Bunun üzerine adamcağız hayretler içinde tekrar o Allah dostunun huzuruna varıp: “–Efendi Hazretleri! Emrinizi harfiyyen uygulayarak gelirimi kademe kademe azalttım. Fakat bu işteki sırrı idrâk edemedim. Zira ben daha evvel on altınla geçinemezken, şimdi altı altınla çok huzurlu ve bereketli bir hayat yaşıyorum? Bu nasıl oluyor?” diye şaşkınlıkla sormuş. O yaşlı Hak dostu ise işin hakikatini şöyle açıklamış: “–Evlâdım, yaptığın işin karşılığı altı altınlıktı. Sen ise yedi altın almak sûretiyle kazancına haram karıştırıyordun. Bu sebeple de malının bereketi kayboluyordu. Şimdi ise helal kazandığın için helal kazancın bereketini görüyorsun.” *** ***İbrahim Ethem ve Fırıncı İbrahim Ethem tacı tahtı terk ediyor.
Seneler sonra seyr-ü sülûkünü tamamladıktan sonra Belh şehrine tekrar geliyor. Kendi yaptırdığı camide yatsı namazı kılıyor. Dışarıda sulu kar, yağmur, soğuk… “Şurada kıvrılayım da sabah olunca giderim” diye düşünüyor. Kayyum geliyor, camide saklandığı yerden buluyor, çıkarıyor. “Ne yapıyorsun” diyor. “Müsaade et, şurada yatayım. Sabah namazından sonra Belh’e gireceğim” diyor. Kayyum bacağından tutuyor onu “İbrahim Ethem, senin gibi çulsuzlar için yaptırmadı bu camiyi” diyor ve bacağından sürükleye sürükleye, kafasını merdivenlere vura vura atıyor onu dışarıya. İbrahim Ethem “Ben bu camiyi yaptırdım” diyemiyor. Çaresiz, şehre gidiyor.
Her taraf kapalı, sadece bir yer açık. Bir fırın. Kapıyı çalıyor ve sabaha kadar oturma müsaadesi istiyor. Orada çalışan işçi, “Geç otur” diyor. Aradan bir-iki saat geçiyor. Sabah ezanı okunmaya başlıyor. Okunduktan sonra işçi dönüyor “Hoşgeldiniz, nereden gelip nereye gidiyorsunuz, isminiz ne” diyor. İbrahim Ethem de “Ben iki saattir burada oturuyorum, şimdi mi geldi aklına sormak” diyor.
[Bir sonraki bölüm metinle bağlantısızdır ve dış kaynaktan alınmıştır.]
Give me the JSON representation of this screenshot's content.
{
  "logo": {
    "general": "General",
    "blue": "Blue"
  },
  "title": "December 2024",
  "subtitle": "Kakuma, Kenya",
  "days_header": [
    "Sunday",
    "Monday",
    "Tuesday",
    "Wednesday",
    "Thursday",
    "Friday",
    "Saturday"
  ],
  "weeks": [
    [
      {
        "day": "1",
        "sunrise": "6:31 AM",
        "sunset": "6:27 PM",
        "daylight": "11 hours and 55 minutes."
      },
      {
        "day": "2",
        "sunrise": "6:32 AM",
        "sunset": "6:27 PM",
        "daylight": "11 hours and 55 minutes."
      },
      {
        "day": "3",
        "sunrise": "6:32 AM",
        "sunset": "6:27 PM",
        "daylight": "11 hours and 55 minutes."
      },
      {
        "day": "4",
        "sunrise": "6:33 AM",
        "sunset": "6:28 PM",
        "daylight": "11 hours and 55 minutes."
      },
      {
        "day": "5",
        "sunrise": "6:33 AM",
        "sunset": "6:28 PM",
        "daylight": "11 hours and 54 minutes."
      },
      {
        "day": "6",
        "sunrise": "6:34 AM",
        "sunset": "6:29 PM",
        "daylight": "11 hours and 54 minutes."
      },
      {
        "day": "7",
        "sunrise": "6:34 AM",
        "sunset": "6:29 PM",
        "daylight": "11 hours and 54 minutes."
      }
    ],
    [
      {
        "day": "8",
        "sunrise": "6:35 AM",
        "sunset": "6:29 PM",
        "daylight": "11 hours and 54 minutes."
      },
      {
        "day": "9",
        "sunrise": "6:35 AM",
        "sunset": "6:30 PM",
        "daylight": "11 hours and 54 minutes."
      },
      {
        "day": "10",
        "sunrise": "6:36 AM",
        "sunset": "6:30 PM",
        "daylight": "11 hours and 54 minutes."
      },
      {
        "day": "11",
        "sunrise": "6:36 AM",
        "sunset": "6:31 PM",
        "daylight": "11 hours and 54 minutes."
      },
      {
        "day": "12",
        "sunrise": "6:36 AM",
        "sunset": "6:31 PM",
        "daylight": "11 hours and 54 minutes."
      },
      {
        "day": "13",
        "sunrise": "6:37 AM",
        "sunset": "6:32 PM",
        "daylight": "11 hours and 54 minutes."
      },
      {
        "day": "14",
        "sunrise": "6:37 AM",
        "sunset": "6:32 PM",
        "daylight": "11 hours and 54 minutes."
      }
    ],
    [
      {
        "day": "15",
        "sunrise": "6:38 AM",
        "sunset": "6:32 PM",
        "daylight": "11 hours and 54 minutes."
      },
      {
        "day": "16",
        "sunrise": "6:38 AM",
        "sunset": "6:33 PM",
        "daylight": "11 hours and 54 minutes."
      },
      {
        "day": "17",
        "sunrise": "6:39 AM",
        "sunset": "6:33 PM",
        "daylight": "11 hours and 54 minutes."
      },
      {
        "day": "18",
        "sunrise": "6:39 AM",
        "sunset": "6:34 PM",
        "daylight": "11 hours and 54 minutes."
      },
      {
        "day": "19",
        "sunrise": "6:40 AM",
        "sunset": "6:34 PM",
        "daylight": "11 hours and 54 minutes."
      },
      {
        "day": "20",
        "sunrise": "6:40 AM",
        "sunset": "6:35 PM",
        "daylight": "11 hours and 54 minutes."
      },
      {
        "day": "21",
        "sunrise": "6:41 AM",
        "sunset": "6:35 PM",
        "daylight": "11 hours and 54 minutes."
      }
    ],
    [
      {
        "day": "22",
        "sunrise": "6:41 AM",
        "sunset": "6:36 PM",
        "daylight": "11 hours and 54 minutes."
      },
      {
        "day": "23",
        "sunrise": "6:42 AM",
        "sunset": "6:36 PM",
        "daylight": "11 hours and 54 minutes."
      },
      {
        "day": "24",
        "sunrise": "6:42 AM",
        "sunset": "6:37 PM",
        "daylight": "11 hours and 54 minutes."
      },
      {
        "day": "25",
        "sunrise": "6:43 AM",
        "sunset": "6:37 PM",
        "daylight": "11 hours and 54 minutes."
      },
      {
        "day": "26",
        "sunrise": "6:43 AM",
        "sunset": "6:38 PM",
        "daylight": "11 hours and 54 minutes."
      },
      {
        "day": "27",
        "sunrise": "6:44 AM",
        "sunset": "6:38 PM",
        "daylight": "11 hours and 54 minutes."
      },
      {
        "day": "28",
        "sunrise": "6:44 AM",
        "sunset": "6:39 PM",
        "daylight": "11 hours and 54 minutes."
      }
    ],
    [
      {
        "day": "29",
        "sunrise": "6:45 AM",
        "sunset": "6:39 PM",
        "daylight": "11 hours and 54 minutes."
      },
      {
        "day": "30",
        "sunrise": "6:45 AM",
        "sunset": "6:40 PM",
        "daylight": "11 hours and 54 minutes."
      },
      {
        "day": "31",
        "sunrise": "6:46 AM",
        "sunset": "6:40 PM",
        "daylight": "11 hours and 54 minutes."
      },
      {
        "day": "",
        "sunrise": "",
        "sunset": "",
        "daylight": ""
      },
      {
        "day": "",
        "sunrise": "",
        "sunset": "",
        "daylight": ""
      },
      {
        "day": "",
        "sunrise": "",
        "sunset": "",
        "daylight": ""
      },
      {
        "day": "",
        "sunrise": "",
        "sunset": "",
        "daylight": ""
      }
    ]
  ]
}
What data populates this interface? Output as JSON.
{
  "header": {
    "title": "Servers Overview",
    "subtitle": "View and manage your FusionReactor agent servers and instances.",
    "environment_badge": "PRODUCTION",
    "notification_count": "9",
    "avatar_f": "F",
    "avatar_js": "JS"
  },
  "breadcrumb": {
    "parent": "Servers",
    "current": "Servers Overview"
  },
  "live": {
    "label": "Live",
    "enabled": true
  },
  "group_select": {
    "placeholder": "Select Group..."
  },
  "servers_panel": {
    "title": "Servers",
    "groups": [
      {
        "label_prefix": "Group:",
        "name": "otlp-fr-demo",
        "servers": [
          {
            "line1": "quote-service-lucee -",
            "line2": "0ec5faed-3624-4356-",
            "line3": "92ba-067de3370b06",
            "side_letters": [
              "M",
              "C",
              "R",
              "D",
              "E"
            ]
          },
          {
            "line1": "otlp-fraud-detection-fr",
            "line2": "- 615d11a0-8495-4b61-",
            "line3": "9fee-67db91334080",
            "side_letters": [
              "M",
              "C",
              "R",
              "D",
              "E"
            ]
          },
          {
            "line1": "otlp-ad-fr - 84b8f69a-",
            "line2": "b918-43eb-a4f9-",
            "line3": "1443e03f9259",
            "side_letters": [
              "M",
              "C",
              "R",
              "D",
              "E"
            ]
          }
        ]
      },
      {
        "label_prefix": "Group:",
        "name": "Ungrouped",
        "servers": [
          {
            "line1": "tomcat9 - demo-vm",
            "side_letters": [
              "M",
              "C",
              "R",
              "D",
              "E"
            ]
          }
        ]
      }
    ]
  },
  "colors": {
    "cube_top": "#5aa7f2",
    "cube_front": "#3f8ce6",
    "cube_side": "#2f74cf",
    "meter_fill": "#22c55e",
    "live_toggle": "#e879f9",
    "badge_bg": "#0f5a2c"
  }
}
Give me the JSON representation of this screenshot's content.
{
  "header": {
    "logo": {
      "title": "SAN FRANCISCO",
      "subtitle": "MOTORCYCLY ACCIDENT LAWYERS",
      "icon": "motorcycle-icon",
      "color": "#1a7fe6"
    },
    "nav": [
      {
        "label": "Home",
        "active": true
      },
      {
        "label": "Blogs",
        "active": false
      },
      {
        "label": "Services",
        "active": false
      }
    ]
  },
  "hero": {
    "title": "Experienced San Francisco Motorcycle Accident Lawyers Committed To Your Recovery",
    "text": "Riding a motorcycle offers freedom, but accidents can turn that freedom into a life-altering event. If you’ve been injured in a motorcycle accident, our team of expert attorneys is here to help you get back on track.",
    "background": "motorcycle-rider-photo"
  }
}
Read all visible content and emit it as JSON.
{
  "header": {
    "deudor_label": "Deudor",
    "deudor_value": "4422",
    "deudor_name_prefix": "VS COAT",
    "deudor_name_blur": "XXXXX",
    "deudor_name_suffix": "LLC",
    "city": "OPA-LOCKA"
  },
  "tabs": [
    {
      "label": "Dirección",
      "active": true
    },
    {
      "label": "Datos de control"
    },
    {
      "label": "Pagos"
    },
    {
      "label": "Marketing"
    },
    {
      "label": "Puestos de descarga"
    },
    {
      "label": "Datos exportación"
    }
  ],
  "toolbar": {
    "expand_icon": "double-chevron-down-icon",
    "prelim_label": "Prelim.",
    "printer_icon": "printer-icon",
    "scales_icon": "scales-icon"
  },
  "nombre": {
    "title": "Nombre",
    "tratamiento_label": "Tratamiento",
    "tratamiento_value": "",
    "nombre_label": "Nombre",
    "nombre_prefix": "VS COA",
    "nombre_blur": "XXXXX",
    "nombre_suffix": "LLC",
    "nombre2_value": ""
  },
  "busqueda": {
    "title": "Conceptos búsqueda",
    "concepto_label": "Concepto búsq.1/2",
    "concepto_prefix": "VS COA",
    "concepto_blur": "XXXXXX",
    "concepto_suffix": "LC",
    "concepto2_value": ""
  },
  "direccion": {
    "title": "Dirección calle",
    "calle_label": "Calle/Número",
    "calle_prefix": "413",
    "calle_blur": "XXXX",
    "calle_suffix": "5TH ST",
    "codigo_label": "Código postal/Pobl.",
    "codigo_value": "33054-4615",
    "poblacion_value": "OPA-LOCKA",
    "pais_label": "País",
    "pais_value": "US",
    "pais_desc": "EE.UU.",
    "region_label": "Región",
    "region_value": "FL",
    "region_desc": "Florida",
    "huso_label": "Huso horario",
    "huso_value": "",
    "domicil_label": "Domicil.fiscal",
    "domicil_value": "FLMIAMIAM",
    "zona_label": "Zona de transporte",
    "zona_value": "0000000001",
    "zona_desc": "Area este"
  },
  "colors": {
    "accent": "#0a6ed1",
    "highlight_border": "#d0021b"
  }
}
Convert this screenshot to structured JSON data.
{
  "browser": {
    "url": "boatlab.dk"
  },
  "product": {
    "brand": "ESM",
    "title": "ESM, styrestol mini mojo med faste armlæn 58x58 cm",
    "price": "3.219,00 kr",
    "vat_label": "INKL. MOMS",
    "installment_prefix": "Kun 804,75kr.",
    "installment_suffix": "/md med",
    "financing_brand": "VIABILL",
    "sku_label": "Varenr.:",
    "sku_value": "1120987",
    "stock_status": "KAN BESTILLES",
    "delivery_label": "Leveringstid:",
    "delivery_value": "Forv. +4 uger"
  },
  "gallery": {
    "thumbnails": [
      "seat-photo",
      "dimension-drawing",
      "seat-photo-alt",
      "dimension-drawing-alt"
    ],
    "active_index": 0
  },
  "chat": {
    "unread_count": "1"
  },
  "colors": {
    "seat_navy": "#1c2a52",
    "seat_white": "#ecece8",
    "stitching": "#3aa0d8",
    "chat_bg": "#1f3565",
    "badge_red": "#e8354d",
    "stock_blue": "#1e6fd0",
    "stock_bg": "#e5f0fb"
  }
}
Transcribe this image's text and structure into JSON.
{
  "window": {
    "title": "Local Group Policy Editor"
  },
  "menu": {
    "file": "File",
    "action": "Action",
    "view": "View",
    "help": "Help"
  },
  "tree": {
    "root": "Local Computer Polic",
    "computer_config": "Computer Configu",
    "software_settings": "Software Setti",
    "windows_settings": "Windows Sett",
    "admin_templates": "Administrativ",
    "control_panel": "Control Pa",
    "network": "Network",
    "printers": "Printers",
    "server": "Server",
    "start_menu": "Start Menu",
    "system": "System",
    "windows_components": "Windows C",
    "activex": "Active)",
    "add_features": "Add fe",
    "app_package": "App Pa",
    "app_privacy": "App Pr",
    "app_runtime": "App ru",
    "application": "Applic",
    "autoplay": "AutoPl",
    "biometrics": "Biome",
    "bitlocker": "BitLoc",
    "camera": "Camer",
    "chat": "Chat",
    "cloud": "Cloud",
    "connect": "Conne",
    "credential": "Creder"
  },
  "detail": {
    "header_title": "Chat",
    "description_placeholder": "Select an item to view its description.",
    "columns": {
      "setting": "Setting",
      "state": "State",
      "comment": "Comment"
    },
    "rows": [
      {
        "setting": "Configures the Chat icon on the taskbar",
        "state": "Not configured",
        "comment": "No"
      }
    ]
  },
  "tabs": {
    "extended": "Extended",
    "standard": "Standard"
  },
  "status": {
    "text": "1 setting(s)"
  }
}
Fırıncı diyor ki: “Ben bu fırında işçiyim. İki çocuğum var, iki de yetime bakıyorum. Ben onlara şimdiye kadar haram lokma yedirmedim. Senin geldiğin vakit benim mesai saatim dahilindeydi.
Ezan okundu, mesaim bitti. Seninle istediğin kadar konuşabiliriz, şimdi kazancıma haram karışmaz.” İbrahim Ethem “Sen ne güzel adammışsın. Sen Allah’tan bir şey isteyip de olmadığı vaki oldu mu?” diye soruyor. “Ben Allah’tan ne istediysem verdi. Fakat Allah’tan bir şey istedim. Onu bana vermedi. Allah’a yalvardım, bana İbrahim Ethem’i göster diye, bana onu göstermedi” diyor. “O Allah, öyle bir Allah ki,” diyor İbrahim Ethem, “İbrahim Ethem’i bacağından sürükleye sürükleye, kafasına vura vura getirir sana gösterir ve senin gözünün önünde ruhunu teslim ettirir” diyor ve Allah diyerek ruhunu teslim ediyor. Rahmeti Sonsuz Rabb’imiz cümlemizi haramlardan korusun.Gecemiz ve cumamız mübarek olsun.